Il ne faut pas être idiot pour voir que le réalisateur s'est amusé (amusement morbide, certes) dans son trip. Nombriliste, oui, mais là il ne se distingue pas vraiment des autres. Bref cette critique pointe du doigt beaucoup de choses, parfois avec justesse mais des fois elle semble gratuite. Réveillons nous, ce film n'a pas vocation à être réaliste, c'est même incohérent. Quand c'est un américain, on admire, mais en France, ça ne passe pas. Le personnage lui même est différent d'une scène à l'autre.
Un fantôme nazi, une mère trans, on peut pas dire que ce soit réaliste. et là franchement, on comprend que ce n'est pas le but.

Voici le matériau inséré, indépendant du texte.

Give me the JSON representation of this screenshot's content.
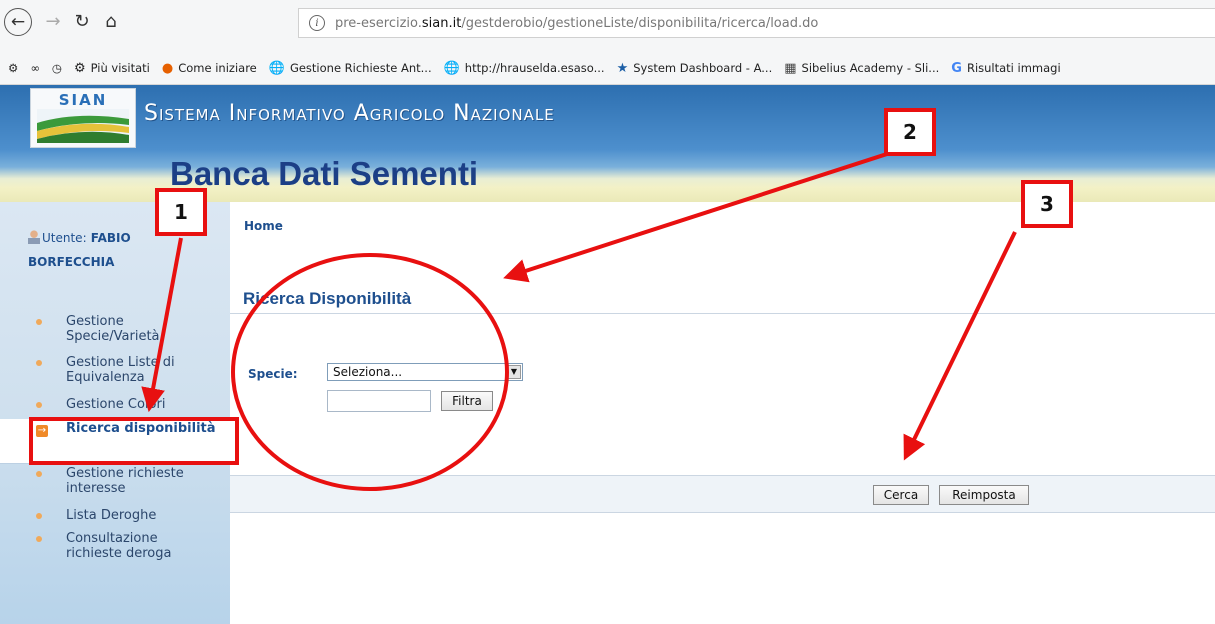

Mais le potentiel est réel. Attendons de voir Statross III ?
Occident, il faut le voir seul, le soir, chez soi, se laisser emporter par la musique et les images oniriques de la forêt, qui défilent, défilent. Voir ce film comme une parenthèse. et l'oublier aussitôt. Jann Halexander est davantage fait pour la chanson et à ce titre son premier film "J'Aimerais J'Aimerais" était plus réussi.
Je crois pouvoir affirmer qu'il est impossible d'accuser l'auteur de la critique d'hostilité contre le cinéma amateur
Si tu dis toi-même qu'il faut oublier ce film aussitôt, c'est peut-être qu'il est évitable
"Il reste de toute façon agréable de savoir que le cinéma amateur continue de vivre. Il ne faudrait pas par contre qu'il se prenne trop au sérieux sans en avoir les moyens."
J'ose espérer qu'on ne parle pas des moyens techniques...
Un nanar haut de gamme, m'a dit une amie. J'ai trouvé le film beau, la musique superbe, je n'ai pas aimé la fin. Mais pour une fois qu'on est à 10.00000000000000 d'années lumière du circuit du ciné tradi, je ne vais pas m'en plaindre.